TAMU-CC professor’s research helps understand dolphin reproduction

CORPUS CHRISTI, Texas—Dr. Dara Orbach is an assistant professor of marine biology at Texas A&M – Corpus Christi. Earlier this year, Orbach, along with other researchers, published a study inspired by previous research that found that animals other than humans have sex for pleasure, including dolphins.

“Dolphins are very social animals and they mate for reasons other than conception. They mate to work out social bonds and dominance relationships, and it’s also important in play and social learning,” Orbach said. “In dolphins, they have [sex] all year, so the thought was maybe they have it because it’s a fun experience, or there’s some kind of fun associated with it. So that was the momentum, or the idea behind the research.”

In the course of the study, the researchers observed “Evidence of a Functional Clitoris in Dolphins,” which happens to be the name of the article.

“Our knowledge of clitoral morphology is quite rare,” she said. “It has been highly stigmatized as something that is socially a faux pas.”

Since the paper was published, the story has been shared in the New York Times, New York Post, and even talked about in a segment on The Late Show with Stephen Colbert. Orbach said she is grateful that the article has been shared and hopes it will shine a spotlight on science.

“I think it’s very important to make science accessible to people,” she said. “So the idea that someone could watch the Stephen Colbert Show and see this report and say, ‘Hey, did you know dolphins have sex for pleasure?’ at the dinner table … to take science and make it more accessible and to increase scientific literacy is definitely a priority of scientists around the world.”

While the subject is taboo, Orbach would like to emphasize that rigorous and legitimate work has gone into the research.

“I recognize that studying the clitoris of dolphins is going to be some fun media with it,” she said. “This shows how we can break stereotypes about social norms, and that science is science. So whether I’m studying the feet of mice or the vaginas of a dolphin, it’s still rigorous science and should be open to the public.”

Knowing that dolphins experience pleasure during intercourse, humans can apply and apply what we know about humans to the animals to help understand the animal’s breeding.

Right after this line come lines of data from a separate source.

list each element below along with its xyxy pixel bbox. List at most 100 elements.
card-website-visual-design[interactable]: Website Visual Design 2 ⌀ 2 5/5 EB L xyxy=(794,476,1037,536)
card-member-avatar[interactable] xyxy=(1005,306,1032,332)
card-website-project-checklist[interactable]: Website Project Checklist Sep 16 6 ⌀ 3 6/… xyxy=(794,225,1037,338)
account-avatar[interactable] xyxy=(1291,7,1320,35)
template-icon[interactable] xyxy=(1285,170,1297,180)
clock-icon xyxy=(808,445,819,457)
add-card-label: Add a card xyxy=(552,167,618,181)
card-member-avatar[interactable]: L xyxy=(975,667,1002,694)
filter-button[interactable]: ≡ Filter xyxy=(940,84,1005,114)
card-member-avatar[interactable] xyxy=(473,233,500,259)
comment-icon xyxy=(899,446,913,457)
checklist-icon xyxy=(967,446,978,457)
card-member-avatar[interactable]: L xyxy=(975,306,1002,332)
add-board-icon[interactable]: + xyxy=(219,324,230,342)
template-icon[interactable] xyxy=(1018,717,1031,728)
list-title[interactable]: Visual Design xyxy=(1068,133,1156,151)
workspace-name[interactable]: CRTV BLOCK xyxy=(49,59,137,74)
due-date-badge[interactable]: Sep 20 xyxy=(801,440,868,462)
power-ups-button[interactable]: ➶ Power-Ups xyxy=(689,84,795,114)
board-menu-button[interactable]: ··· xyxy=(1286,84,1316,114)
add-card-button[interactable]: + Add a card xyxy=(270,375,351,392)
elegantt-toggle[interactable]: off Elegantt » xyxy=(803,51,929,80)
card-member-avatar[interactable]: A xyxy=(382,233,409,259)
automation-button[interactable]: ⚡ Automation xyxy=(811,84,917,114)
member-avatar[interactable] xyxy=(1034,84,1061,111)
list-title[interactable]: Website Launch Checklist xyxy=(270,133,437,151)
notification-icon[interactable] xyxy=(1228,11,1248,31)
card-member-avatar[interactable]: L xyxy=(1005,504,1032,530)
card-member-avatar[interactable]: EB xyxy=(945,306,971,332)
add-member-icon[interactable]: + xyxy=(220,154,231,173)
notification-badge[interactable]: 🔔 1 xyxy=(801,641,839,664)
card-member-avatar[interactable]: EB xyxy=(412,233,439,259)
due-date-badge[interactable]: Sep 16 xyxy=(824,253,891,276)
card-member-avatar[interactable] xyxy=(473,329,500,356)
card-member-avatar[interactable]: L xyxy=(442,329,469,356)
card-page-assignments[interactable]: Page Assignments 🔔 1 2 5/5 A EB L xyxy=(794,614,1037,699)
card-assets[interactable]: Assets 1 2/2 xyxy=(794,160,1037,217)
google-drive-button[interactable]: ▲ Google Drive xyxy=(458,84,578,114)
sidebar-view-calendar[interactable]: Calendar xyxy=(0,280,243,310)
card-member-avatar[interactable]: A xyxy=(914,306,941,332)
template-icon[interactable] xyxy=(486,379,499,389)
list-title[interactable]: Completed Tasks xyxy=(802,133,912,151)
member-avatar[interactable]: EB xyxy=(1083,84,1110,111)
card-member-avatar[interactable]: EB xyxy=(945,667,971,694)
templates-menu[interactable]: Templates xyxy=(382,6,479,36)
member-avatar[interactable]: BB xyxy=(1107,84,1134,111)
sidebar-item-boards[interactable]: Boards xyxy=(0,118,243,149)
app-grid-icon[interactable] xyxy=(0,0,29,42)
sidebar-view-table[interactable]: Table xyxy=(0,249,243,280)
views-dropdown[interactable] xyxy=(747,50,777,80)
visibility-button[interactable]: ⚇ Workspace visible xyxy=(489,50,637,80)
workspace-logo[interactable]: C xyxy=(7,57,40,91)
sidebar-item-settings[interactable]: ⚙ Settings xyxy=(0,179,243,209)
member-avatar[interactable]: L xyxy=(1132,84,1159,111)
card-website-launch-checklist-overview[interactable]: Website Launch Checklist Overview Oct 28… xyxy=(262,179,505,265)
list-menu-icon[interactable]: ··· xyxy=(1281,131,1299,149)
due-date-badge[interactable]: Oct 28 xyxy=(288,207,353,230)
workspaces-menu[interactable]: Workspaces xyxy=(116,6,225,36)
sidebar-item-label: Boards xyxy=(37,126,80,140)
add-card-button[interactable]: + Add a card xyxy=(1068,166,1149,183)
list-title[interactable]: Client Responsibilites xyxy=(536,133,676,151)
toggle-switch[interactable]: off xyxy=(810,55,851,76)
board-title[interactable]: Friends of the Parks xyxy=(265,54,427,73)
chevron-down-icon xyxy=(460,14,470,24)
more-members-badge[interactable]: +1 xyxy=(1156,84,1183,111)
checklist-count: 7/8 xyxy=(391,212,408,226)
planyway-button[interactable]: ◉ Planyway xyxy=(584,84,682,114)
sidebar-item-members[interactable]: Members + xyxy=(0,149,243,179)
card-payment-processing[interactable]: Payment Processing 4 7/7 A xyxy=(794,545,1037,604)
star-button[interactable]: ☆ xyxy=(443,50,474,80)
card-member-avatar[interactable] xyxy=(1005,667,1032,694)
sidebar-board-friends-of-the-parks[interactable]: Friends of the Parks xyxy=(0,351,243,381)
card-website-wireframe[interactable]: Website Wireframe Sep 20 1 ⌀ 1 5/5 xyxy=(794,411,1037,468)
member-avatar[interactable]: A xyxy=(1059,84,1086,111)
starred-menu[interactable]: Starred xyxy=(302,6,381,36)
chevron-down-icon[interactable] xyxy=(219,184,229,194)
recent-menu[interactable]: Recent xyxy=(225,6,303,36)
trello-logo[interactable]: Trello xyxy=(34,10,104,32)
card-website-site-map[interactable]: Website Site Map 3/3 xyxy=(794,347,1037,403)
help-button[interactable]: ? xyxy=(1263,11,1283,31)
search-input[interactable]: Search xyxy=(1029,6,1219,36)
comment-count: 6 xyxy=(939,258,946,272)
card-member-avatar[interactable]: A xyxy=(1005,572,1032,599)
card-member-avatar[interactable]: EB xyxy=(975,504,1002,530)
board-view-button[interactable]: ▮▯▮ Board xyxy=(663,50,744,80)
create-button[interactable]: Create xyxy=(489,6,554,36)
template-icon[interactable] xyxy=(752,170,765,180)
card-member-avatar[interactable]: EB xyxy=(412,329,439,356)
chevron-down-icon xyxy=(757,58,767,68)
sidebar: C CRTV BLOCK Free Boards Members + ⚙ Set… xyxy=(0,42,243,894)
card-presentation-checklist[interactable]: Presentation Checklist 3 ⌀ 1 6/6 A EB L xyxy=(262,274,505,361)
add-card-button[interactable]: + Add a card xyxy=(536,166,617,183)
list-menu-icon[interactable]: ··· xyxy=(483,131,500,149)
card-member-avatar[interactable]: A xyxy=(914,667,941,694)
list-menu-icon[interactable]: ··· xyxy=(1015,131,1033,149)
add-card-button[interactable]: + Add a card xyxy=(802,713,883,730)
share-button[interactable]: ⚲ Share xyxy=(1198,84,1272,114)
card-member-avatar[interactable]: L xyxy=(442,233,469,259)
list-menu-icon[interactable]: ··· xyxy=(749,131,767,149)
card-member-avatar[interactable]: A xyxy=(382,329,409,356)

“In humans, we know that when women have an orgasm, there are contractions in the vagina, and that helps with the absorption of semen. So if the woman has a pleasurable experience, the vagina contracts, she is more likely to get pregnant with that event,” Orbach said. “So, if we find that females of other animals experience pleasure, and there are more vaginal contractions, that could definitely affect our ability to help with these different procedures in some way. breed animals in human-run facilities.”

This research can be repeated with other animals and can aid in the reproduction of species that require human intervention.

“In terms of these captive breeding programs, it could be very important for exotic and endangered animals, as a way to conserve them,” she said.

dr. Sarah Piwetz is the stranding biologist at the Texas Marine Mammal Stranding Network. The organization, based in Galveston, oversees the entire coast of the Gulf of Texas, helping to reduce stranded marine mammals and retrieve deceased animals.

Piwetz said the research to be published in the paper will hopefully inspire people to get involved in marine mammal conservation across Texas.

“It’s exciting, new work that no one else is really doing, and it generates a lot of excitement and interest,” she said. “So one of our core missions is conservation, and of course one of our ways in which we can best protect animals is to get young generations excited across the board.”

Orbach said it’s too early to expect other scientists to contact them about the study inspiring similar research, but she said she’s been told that other research she’s done has served as inspiration for others, and hopes that this project will do the same.

“Techniques we’ve developed to study these animals are being applied to other animals, which is really exciting, as we’re innovators in the field and are coming up with new ways to conserve species across the board,” she said.